Le médecin oncologue Álvaro Pérez Pérez a répondu ce vendredi avec une vidéo en direct de plus de 35 minutes à la note clarificatrice publiée par la Direction Étatique du Commerce de la Municipalité d'Isla de la Juventud, dans laquelle les autorités ont changé leur version concernant l'amende de 4 000 pesos qui a suscité une vague de solidarité à travers Cuba.
La note officielle, diffusée vendredi par Radio Caribe, a affirmé que l'amende n'a pas été infligée au médecin mais « au propriétaire du logement », et que la vidéo virale du docteur avait omis de mentionner l'interdiction de vendre des fournitures scolaires.
Le document a également indiqué que les dons solidaires s'élevaient à 100 000 pesos et a appelé la population à utiliser « les canaux officiels » en cas de situations similaires, avertissant que « diffuser des informations incomplètes sur les réseaux nuit à la confiance collective ».
Le docteur Pérez a réfuté point par point cette version dans sa nouvelle vidéo sur Facebook, en commençant par ce qu'il a qualifié d'omission la plus grave : « La première chose que je dois dire, c'est qu'aucune autorité, que ce soit du parti, du gouvernement, ou de la Direction État de Commerce, ne s'est jamais approchée de moi, à aucun moment. Jamais ils n'ont été intéressés à connaître ma version des faits ».
Le médecin a précisé que la vente de garage ne s'est pas déroulée dans son domicile, comme l'affirme la note officielle, mais dans le hall de l'immeuble de son beau-frère.

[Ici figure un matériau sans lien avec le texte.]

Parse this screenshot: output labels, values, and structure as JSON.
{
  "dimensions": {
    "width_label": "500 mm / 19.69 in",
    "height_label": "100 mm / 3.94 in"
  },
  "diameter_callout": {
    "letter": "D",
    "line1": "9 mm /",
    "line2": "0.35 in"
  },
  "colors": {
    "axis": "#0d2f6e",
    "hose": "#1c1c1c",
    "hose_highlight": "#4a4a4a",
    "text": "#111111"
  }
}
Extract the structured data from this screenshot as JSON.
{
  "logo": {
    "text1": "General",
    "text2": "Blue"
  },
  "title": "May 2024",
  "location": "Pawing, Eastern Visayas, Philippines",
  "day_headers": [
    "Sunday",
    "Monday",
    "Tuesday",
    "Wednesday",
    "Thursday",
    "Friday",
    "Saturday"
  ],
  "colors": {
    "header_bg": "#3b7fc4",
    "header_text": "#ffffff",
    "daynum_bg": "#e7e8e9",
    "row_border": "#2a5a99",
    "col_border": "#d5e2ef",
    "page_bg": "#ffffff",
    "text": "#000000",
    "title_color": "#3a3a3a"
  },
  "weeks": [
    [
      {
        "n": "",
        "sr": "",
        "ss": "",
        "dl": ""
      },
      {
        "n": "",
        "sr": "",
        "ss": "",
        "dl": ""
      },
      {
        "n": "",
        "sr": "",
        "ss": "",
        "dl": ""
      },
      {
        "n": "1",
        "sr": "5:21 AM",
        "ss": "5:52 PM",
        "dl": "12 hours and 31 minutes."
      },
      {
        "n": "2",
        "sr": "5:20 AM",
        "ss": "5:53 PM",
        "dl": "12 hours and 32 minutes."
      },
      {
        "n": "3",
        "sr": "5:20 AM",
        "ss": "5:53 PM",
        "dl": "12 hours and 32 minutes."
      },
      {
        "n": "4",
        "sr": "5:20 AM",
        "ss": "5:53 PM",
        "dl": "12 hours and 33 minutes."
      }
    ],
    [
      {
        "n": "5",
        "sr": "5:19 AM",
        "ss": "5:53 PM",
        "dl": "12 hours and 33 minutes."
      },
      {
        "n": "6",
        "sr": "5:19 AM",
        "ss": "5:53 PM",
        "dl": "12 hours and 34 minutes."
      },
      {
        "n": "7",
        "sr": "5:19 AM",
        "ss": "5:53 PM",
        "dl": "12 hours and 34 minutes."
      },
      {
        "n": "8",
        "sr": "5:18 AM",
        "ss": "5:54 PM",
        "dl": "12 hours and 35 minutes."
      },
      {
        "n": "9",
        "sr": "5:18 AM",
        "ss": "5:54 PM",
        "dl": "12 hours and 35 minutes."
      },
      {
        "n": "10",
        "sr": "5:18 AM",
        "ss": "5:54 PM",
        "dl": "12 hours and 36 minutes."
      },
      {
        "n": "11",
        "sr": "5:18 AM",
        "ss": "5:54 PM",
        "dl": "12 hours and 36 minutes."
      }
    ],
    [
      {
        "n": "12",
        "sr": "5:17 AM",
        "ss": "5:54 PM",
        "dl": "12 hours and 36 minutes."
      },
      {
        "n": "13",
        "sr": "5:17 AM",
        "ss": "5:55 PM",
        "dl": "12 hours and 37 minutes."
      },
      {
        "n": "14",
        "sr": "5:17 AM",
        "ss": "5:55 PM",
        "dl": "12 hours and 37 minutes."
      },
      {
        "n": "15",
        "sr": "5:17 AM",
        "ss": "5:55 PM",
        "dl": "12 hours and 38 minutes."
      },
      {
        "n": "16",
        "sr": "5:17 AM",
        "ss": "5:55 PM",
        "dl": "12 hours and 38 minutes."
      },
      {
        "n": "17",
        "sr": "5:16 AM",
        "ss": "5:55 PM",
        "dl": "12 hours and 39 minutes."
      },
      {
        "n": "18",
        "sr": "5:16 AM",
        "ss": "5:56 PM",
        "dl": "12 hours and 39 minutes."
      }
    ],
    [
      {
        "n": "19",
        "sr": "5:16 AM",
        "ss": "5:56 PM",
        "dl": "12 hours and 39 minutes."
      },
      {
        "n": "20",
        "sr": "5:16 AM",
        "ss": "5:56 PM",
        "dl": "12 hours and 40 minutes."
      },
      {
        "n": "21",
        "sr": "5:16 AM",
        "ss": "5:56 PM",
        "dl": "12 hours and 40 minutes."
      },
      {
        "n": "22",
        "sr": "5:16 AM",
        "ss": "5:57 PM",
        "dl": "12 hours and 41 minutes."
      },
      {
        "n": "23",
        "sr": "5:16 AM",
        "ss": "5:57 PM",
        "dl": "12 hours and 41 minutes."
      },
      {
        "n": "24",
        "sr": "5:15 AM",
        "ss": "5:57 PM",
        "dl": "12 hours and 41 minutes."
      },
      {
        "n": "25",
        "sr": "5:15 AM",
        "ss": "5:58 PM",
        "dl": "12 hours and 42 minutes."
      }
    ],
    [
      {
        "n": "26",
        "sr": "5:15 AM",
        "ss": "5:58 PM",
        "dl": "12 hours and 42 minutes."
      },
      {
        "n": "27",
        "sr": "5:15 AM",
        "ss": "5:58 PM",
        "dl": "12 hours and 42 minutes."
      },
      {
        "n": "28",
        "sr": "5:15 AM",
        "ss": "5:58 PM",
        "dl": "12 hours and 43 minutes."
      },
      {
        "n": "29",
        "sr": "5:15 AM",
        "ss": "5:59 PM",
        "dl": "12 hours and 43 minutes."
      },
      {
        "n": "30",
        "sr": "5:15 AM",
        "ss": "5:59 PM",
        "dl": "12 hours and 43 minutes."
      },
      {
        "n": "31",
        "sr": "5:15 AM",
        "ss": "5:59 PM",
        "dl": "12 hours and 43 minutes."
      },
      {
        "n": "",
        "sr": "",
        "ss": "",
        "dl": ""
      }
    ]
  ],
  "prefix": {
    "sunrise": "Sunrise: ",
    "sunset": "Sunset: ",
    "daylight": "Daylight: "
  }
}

Elle a également souligné que son partenaire —un professeur universitaire de la Faculté des Sciences Médicales avec un salaire de 7 500 pesos— n'est pas «le propriétaire du logement», et que sa signature sur le talon de l'amende ne représentait pas son accord : «Sa signature ne représente pas l'accord, sa signature représente une menace. S'il signe, nous partons. S'il ne signe pas, nous allons quand même partir. Mais dans ce cas, ça sera pire».
L'un des arguments les plus convaincants de l'oncologue était la contradiction entre l'interdiction de vendre des carnets et la conduite de l'État lui-même.
Selon le médecin, les mêmes cahiers qu'il proposait à 100 pesos se vendaient dans les magasins de commerce d'État à 270 pesos, et il a des photos pour le prouver.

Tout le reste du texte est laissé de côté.